Cessazione della materia del contendere per annullamento in autotutela e soccombenza virtuale (TAR Sicilia n. 513 del 23.02.2026)
Principi di diritto (Massima)
L’annullamento in autotutela del provvedimento impugnato, adottato nel corso del giudizio, determina la cessazione della materia del contendere quando soddisfa integralmente la pretesa dedotta in ricorso. Ai fini della regolazione delle spese, la soccombenza virtuale dell’amministrazione resistente si fonda sull’accertamento, risultante dal parere sotteso all’atto di annullamento d’ufficio, dell’illegittimità dell’atto per difetto di motivazione. Il giudice amministrativo, rilevata la sopravvenuta carenza di interesse, dichiara la cessazione della materia del contendere e condanna la parte pubblica al pagamento delle spese secondo i parametri del d.m. n. 55/2014.
Il Fatto
Le ricorrenti, titolari di un intervento di lottizzazione a destinazione turistico-stagionale, hanno impugnato il D.D.G. n. 253 del 26.07.2022, con cui l’Assessorato Territorio e Ambiente della Regione Siciliana, recependo il parere della CTS n. 49S3/2022, aveva assoggettato alla procedura di VAS di cui agli artt. da 13 a 18 del d.lgs. n. 152/2006 la seconda variante del piano di lottizzazione.

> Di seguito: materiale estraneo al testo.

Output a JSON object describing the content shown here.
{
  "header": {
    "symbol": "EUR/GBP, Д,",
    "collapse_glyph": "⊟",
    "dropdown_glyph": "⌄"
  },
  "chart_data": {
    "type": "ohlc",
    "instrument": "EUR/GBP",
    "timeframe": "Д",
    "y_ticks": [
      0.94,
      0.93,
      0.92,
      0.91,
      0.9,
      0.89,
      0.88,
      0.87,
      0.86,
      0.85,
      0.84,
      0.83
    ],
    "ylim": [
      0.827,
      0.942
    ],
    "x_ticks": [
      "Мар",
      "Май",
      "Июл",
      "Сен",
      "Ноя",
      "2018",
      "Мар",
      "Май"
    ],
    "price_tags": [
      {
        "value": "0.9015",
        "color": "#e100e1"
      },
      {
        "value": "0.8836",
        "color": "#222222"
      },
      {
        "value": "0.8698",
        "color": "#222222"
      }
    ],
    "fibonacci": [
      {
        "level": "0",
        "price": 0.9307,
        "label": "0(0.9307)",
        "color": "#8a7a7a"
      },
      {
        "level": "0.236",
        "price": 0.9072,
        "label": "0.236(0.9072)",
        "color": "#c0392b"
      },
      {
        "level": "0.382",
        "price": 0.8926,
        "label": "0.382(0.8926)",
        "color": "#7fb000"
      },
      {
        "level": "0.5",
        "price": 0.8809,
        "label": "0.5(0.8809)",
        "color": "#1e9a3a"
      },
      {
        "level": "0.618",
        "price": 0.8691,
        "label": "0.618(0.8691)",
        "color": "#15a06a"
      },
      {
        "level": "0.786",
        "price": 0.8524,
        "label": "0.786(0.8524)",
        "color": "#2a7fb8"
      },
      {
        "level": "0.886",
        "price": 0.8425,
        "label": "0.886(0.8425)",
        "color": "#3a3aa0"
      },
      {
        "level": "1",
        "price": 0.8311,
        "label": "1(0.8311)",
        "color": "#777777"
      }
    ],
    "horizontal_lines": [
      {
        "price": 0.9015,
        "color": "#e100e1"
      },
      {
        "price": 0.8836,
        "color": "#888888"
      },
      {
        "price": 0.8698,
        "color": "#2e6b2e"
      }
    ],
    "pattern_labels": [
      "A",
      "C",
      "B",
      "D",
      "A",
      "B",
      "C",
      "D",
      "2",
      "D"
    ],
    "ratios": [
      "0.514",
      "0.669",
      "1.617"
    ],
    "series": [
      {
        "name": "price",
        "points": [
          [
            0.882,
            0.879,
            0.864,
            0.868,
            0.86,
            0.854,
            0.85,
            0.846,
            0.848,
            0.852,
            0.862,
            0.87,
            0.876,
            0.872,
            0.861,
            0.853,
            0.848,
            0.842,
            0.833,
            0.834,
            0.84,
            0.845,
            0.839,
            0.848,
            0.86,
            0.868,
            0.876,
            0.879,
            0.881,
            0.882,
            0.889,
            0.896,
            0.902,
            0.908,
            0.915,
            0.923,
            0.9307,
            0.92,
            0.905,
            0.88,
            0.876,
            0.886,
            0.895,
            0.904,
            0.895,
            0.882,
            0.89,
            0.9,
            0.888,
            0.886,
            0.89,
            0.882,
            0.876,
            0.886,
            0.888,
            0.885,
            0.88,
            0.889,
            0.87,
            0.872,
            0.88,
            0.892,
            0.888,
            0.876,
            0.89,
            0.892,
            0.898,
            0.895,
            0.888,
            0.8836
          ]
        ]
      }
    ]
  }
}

La prima variante del medesimo piano aveva invece ottenuto, sullo stesso progetto, un provvedimento di non assoggettabilità alla VAS ex art. 12 del d.lgs. n. 152/2006. Su tale contraddizione si fondava la censura di illogicità e difetto di istruttoria. Nel corso del giudizio l’amministrazione ha annullato in autotutela l’atto impugnato con D.D.G. n. 3 del 13.01.2026, recependo il sopravvenuto parere CTS n. 848 del 28.11.2025 che aveva riconosciuto la carenza motivazionale del provvedimento originario.
La Motivazione della Corte
La questione decisa dal Collegio attiene agli effetti processuali della sopravvenuta caducazione dell’atto impugnato e alla regolazione delle spese in assenza di una pronuncia sul merito.
Il giudice amministrativo rileva che l’amministrazione ha annullato d’ufficio il provvedimento impugnato con D.D.G. n. 3 del 13.01.2026, sulla base delle motivazioni contenute nel parere CTS n. 848 del 28.11.2025. Tale annullamento soddisfa pienamente, in corso di causa, la pretesa azionata dalle ricorrenti. Ne deriva la cessazione della materia del contendere ai sensi dell’art. 34, comma 5, cod. proc. amm.
Quanto alle spese, il Collegio applica il criterio della soccombenza virtuale, avendo riguardo all’esito che il giudizio avrebbe verosimilmente avuto. Nel caso concreto, lo stesso parere sotteso all’annullamento d’ufficio riconosce l’illegittimità del provvedimento impugnato per difetto di motivazione. La resistente è pertanto condannata al pagamento delle spese di giudizio.
La liquidazione segue i parametri del d.m. n. 55/2014, tenuto conto del valore indeterminabile della controversia e della media complessità delle questioni giuridiche affrontate. Il Collegio liquida gli importi ai minimi tariffari e non considera la fase istruttoria, poiché nessuna attività difensiva rilevante è stata concretamente svolta.